State v. Jacobs

Annotate this Case

110 Ariz. 151 (1973)

515 P.2d 1171

STATE of Arizona, Appellee, v. Alkcus JACOBS and William Elmer Lollis, Appellants.

No. 2550.

Supreme Court of Arizona, In Banc.

November 21, 1973.

Gary K. Nelson, Atty. Gen., Thomas A. Jacobs, Asst. Atty. Gen., Phoenix, for appellee.

Nelson & Moran by Thomas A. Moran, Yuma, for appellants.

LOCKWOOD, Justice:

Defendants, Alkcus Jacobs and William Lollis, were found guilty by a jury of manslaughter while armed with a deadly weapon. They were sentenced to a term of not less than seven nor more than ten years in the Arizona State Prison. Defendants appeal from their conviction and sentence. For the reasons advanced below, the judgment of the trial court is affirmed.

The facts are confused and contradictory. However, they must be taken in the light most favorable to sustaining the verdict. State v. Dutton, 106 Ariz. 463, 478 P.2d 87 (1970). The relevant facts are as follows:

Robert Waggoner, the victim, arrived at a labor camp at Horn, Arizona on the afternoon of December 5, 1971. He and most of the other residents of the camp got drunk during the afternoon and evening. At approximately 1 A.M on the 6th of December, an argument and fight ensued in the bunkhouse. Waggoner pulled a knife and stabbed William Mitchell who was staying in the same room. Mitchell called for help. One of the defendants, Lollis, left his own room in order to find out what happened. Waggoner left his room and proceeded out the front door of the bunkhouse.

Both Lollis and Jacobs got clubs and followed Waggoner. They overtook him and Lollis struck him over the head with the axe handle that he was carrying. After the victim fell to the ground they continued to strike him with their clubs. The owner of the camp, John L. Johnson, was notified that a fight was in progress and came out to see what was happening. He then saw Jacobs kicking the victim and Lollis leaving the area where the attack took place.

At the scene of the attack was found a wooden window shade roller which Jacobs had used as a club. It was broken into four pieces. By the body was the victim's pocket *152 knife with the smaller of the two blades open.

Medical testimony introduced during the trial established that the victim died of a blow to the head which crushed his skull. It was also established that the victim had multiple lacerations and abrasions on the face, arms, hands and knee.

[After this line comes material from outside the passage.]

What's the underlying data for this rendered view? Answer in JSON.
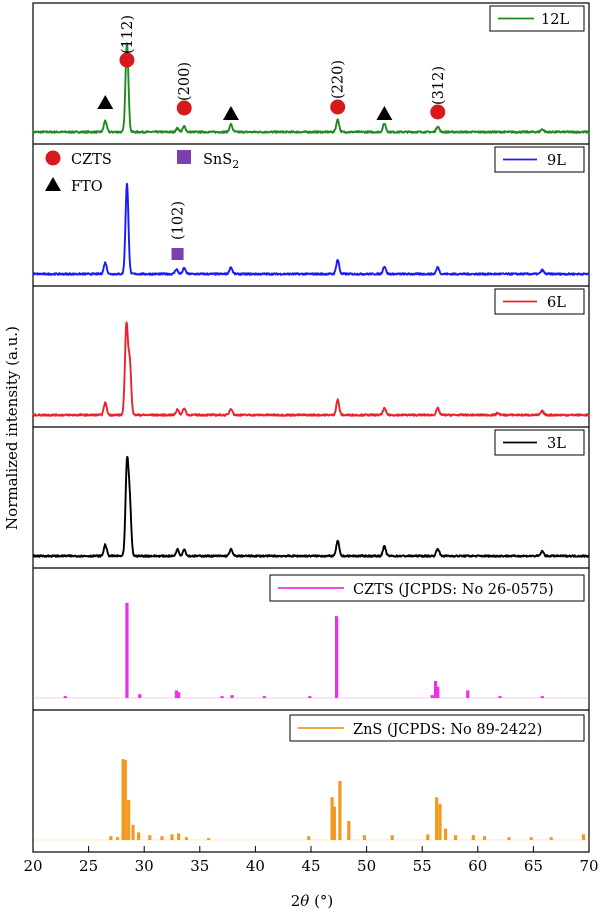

At the trial the defendants admitted killing the victim but claimed that they acted in self-defense. They claimed that the victim was armed with a knife and that they were only defending themselves.

In his appeal counsel for the defendant makes five designations of error. Four of these are claims that the verdict is contrary to or not supported by the weight of the evidence. Since the defendants admitted that they killed the victim, there was no issue of fact except whether they killed him in self-defense. The jury found against them on this issue.

In considering whether a verdict is contrary to the weight of the evidence this court does not decide whether it would reach the same decision but whether there was competent evidence to support the conclusion of the jury. State v. Taylor, Ariz., 514 P.2d 439 (1973); State v. Ford, 108 Ariz. 404, 499 P.2d 699 (1972). We have reviewed the trial record and find that there was sufficient competent evidence to support the jury's conclusion regarding the issue of self-defense.

The remaining contention by the defendants' counsel is that the verdict was the result of bias, passion, and prejudice against the defendants on account of their race.

An examination of the record reveals only one instance where a statement with racial overtones was made. In his testimony Johnson said that he asked the defendants "If he (the victim) was a Negro, would you have done that?" Counsel's objection to the statement was made because of the rambling nature of the witness' testimony rather than for what was said. No motion for a mistrial was made and the trial judge ordered the question stricken from the record, and directed that the jury absolutely disregard any statements made by Johnson which had any racial overtones. Under these circumstances we do not believe that such statements would so inflame the jury or be so persuasive that a fair and impartial verdict would be impossible.